Lefamulin is the first pleuromutilin antibiotic approved for the treatment of bacterial infections in humans. Pleuromutilin antibiotics exert their unique mechanism of action which makes them less susceptible to the development of bacterial resistance and low probability of cross-resistance to the other antimicrobial classes.The authors present a critical review of the pharmacology, pharmacokinetics (PK), pharmacodynamics (PD), and data from two pivotal clinical trials of lefamulin in patients with community-acquired bacterial pneumonia (CABP).Lefamulin exhibits both bactericidal and bacteriostatic activity against gram-positive, fastidious gram-negatives, atypical pathogens, and some gram-negative anaerobes.
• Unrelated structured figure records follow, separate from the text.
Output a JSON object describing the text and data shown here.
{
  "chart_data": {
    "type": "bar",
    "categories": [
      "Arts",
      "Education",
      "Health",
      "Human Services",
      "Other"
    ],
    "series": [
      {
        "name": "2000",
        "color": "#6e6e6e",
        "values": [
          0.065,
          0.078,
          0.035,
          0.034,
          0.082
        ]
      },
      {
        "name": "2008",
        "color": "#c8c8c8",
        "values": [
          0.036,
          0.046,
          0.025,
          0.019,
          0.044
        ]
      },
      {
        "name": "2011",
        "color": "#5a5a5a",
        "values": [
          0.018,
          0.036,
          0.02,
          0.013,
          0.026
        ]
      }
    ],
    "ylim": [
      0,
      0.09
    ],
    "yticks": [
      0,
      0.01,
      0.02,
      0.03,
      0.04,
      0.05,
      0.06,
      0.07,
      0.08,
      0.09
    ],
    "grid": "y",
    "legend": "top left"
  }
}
It has shown activity against organisms known to cause sexually transmitted infections, including Mycoplasma genitalium and drug-resistant Neisseria gonorrhoeae. Lefamulin demonstrated no activity against Enterobacteriaceae or Pseudomonas aeruginosa.Pharmacokinetic studies involving lefamulin in acutely ill patients at least 18 years of age with three or more CABP symptoms failed to reveal any clinically significant differences in the PK parameters on the basis of age, sex, race, weight, or renal impairment. Lefamulin 600 mg tablets had a mean oral bioavailability of 25%. Consumption of high-fat meals may slightly reduce the blood level of the drug.In two phase 3 clinical trials, The Lefamulin Evaluation Against Pneumonia 1 and 2 (LEAP 1 and 2) compared the efficacy and safety of lemafulin with moxifloxacin in patients diagnosed with CABP. Lemafulin administered in doses of 600 mg orally or 150 mg intravenously were reported to have comparable efficacy to those of moxifloxacin with or without linezolid in patients with CABP.